George and the Big Bang, illustration by Garry Parsons

(It is virtually impossible to find images which don’t somehow turn into something from a certain television show…)

Bookwitch bites #85

Hope is spreading, or at least I hope it is. There was an excellent article in the Guardian Education this week, featuring the new professor of reading at Liverpool Hope University, Frank Cottrell Boyce. It’s such a good thing to have, don’t you think? Hope, reading, Frank. All good. And I loved the photo of Frank, which I am not stealing for here, so you will just have to click.

I could do with reading help myself, on occasion. (Not to mention writing/spelling. When looking for the link above I accidentally called Frank rank. Sorry!)
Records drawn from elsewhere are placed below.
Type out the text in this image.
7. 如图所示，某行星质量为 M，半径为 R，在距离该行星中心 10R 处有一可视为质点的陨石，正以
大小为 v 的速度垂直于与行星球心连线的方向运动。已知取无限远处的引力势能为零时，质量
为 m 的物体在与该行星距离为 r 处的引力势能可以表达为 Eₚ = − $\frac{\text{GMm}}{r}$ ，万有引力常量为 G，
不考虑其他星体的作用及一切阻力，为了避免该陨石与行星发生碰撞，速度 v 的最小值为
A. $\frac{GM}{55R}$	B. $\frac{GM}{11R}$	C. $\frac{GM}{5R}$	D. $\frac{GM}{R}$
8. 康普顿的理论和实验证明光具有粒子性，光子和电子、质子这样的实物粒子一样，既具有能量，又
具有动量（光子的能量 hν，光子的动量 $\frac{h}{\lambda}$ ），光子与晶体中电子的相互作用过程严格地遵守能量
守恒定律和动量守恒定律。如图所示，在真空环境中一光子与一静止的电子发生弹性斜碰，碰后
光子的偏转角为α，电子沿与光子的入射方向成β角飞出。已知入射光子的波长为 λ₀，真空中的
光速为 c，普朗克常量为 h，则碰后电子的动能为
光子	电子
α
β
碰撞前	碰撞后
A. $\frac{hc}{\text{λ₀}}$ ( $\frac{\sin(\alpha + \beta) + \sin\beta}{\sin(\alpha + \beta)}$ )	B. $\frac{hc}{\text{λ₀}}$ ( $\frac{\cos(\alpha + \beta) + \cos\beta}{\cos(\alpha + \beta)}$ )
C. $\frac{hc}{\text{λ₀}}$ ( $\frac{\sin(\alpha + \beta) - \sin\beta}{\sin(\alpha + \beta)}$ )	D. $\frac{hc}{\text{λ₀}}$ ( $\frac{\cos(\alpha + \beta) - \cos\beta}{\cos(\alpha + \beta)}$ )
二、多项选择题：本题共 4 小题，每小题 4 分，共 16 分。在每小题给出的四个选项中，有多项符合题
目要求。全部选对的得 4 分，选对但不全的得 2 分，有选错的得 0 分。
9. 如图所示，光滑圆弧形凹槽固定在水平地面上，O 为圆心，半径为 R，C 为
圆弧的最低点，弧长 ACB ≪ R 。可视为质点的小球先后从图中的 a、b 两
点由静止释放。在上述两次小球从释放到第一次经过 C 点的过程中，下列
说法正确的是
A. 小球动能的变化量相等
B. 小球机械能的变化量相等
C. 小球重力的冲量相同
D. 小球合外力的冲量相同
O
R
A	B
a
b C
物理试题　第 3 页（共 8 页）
But it’s my speedreading when out and about that catches me. I saw some ‘weird bras’ in M&S recently. Wired, witch! And at Piccadilly station a stall was selling trolls. It was really tea and rolls. Just as well they didn’t also stock etceteras. Our Pendolino catering manager last week advertised drinks, sandwiches, snacks and etcetera.

As water levels are rising (Will we ever be able to mow the ‘lawn’ again? Not with a brocked lawnmower, we won’t. But the rain isn’t helping.) I am thinking of the house a few doors down from us. It’s for sale, and it offers 6 bedrooms and large garden with cellars.

At the opposite end of 6 bedrooms is the tiny flat in the IKEA magazine, where the stylist has persuaded the occupant to install eight Billys. ‘They are great for books, crockery, clothes, shoes… Åsa came up with the idea of displaying my novels in them too.’

I thought that was the whole idea. Or else someone has a novel meaning of the words displaying or novels.

Speaking of novelties, this blogging madness is spreading in a most uncontrollable fashion. There is now a Simply Maths blog, which I feel compelled to recommend. If nothing else, it has a quite reasonable interview with Professor Frank James, of Michael Faraday correspondence fame. It mentions kangaroos on Vesuvius, among other things.

A shorter, but different, interview with the same professor on the same topic (minus the kangaroos) can be found here. It would appear that this blogger had a bit of a ‘close encounters with professors week,’ since there followed the tale of getting pretty close to Brian Cox. He is quite cute. But not as cute as the lion cub.

Excuse me, I’m beginning to drool. I’ll leave you with this full morning’s worth of clickiness.